Contributions and Methodology
The key contributions of this work lie in the development of CUBE, which comprises two main components: CUBE-1K and CUBE-CSpace. The former is a gold-standard dataset of 1000 prompts crafted to evaluate the cultural awareness of T2I models, while the latter is an extensive resource containing approximately 300K cultural artifacts used for grounding and analyzing cultural diversity.
Cultural Awareness: The evaluation of cultural awareness is carried out using CUBE-1K, focusing on three main concepts: cuisine, landmarks, and art. The methodology involves using structured knowledge bases (KBs) such as WikiData to extract a vast array of cultural artifacts. This extraction is refined using LLMs like GPT-4-Turbo to filter and complete the collection, ensuring the inclusion of diverse and relevant artifacts. Human annotators from various cultures rated the generated images on cultural relevance, faithfulness, and realism, revealing notable gaps in the existing T2I models' ability to accurately and realistically represent diverse cultural artifacts.
Cultural Diversity: The paper introduces cultural diversity (CD) as a novel metric for evaluating T2I models. This metric leverages the quality-weighted Vendi score, which balances the diversity of artifacts with their generation quality. Various similarity kernels are defined to capture different facets of geo-cultural diversity, including continent-level, country-level, and artifact-level similarities.
Numerical Results and Implications
The human evaluation results demonstrate significant disparities in the cultural competence of T2I models across different countries and cultural concepts. Both Imagen 2 and Stable Diffusion XL showed extensive room for improvement, especially in representing artifacts from the Global South. The models frequently displayed biases towards well-represented and popular countries, with lower cultural awareness and diversity scores for countries like Brazil, Turkey, and Nigeria.
The quantitative results for cultural diversity, evaluated using a wide range of prompts and seeds, revealed that none of the models performed exceptionally well. Even the best models exhibited relatively low diversity scores, indicating a lack of comprehensive geo-cultural representation. This underscores the need for explicit prioritization of cultural diversity in the development and training of T2I models.
Future Directions
The findings of this paper have profound implications for the future development of T2I models. There is a clear need to integrate cultural competence as a core objective in model training and evaluation processes. This involves not just expanding datasets to include more culturally diverse inputs but also developing metrics that accurately capture the nuances of cultural representation.

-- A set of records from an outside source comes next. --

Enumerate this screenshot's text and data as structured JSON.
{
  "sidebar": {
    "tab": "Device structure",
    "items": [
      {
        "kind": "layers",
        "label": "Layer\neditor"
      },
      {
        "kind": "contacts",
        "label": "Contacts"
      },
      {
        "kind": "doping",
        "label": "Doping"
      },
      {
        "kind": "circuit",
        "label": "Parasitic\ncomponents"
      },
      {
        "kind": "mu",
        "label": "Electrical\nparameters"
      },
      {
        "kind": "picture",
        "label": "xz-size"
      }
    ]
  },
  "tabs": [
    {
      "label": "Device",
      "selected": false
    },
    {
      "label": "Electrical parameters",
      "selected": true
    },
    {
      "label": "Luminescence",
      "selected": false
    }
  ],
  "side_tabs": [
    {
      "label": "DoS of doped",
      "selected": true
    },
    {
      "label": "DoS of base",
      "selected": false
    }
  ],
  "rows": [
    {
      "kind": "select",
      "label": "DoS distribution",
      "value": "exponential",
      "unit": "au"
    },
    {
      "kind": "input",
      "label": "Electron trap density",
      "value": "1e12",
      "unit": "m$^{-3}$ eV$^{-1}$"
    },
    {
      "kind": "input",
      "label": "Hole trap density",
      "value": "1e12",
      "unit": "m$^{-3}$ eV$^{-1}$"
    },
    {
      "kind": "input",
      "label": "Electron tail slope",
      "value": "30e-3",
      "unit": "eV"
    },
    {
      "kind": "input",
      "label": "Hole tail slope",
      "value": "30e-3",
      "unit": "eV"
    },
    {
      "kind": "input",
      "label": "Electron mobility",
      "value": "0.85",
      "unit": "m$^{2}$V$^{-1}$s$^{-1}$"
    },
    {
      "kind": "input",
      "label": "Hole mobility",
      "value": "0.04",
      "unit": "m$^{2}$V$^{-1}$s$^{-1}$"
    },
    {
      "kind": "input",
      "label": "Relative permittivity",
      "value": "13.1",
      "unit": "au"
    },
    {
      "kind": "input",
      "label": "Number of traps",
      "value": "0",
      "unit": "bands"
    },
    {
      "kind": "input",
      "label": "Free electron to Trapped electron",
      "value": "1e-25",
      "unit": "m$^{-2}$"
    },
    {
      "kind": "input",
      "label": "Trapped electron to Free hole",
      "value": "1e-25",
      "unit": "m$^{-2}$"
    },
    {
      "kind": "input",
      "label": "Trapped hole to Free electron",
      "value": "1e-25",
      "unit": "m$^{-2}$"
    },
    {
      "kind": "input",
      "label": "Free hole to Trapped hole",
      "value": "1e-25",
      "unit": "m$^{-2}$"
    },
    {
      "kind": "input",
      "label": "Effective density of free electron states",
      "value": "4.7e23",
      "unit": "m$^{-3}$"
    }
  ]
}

Practical Implications: For practitioners, the CUBE benchmark provides a valuable tool to evaluate and improve the cultural competence of T2I models. Integrating such evaluations into the model development lifecycle can ensure that the models serve a truly global audience, mitigating the risks of cultural misrepresentation and bias.
Theoretical Implications: From a theoretical standpoint, the introduction of novel metrics to evaluate cultural diversity contributes to the broader understanding of what constitutes fairness and inclusivity in AI models. Future research can build on this work by exploring more granular cultural definitions and incorporating additional dimensions such as sub-cultures and co-cultures.
Conclusion
In conclusion, this paper makes significant strides in highlighting and addressing the gaps in cultural competence in T2I models. The creation of the CUBE benchmark and the introduction of cultural awareness and diversity as evaluation dimensions mark an important step towards developing more inclusive and globally representative AI technologies. Future advancements in this space will likely see the integration of these benchmarks and metrics into standard model evaluation frameworks, paving the way for AI systems that better cater to the rich and diverse tapestry of human cultures.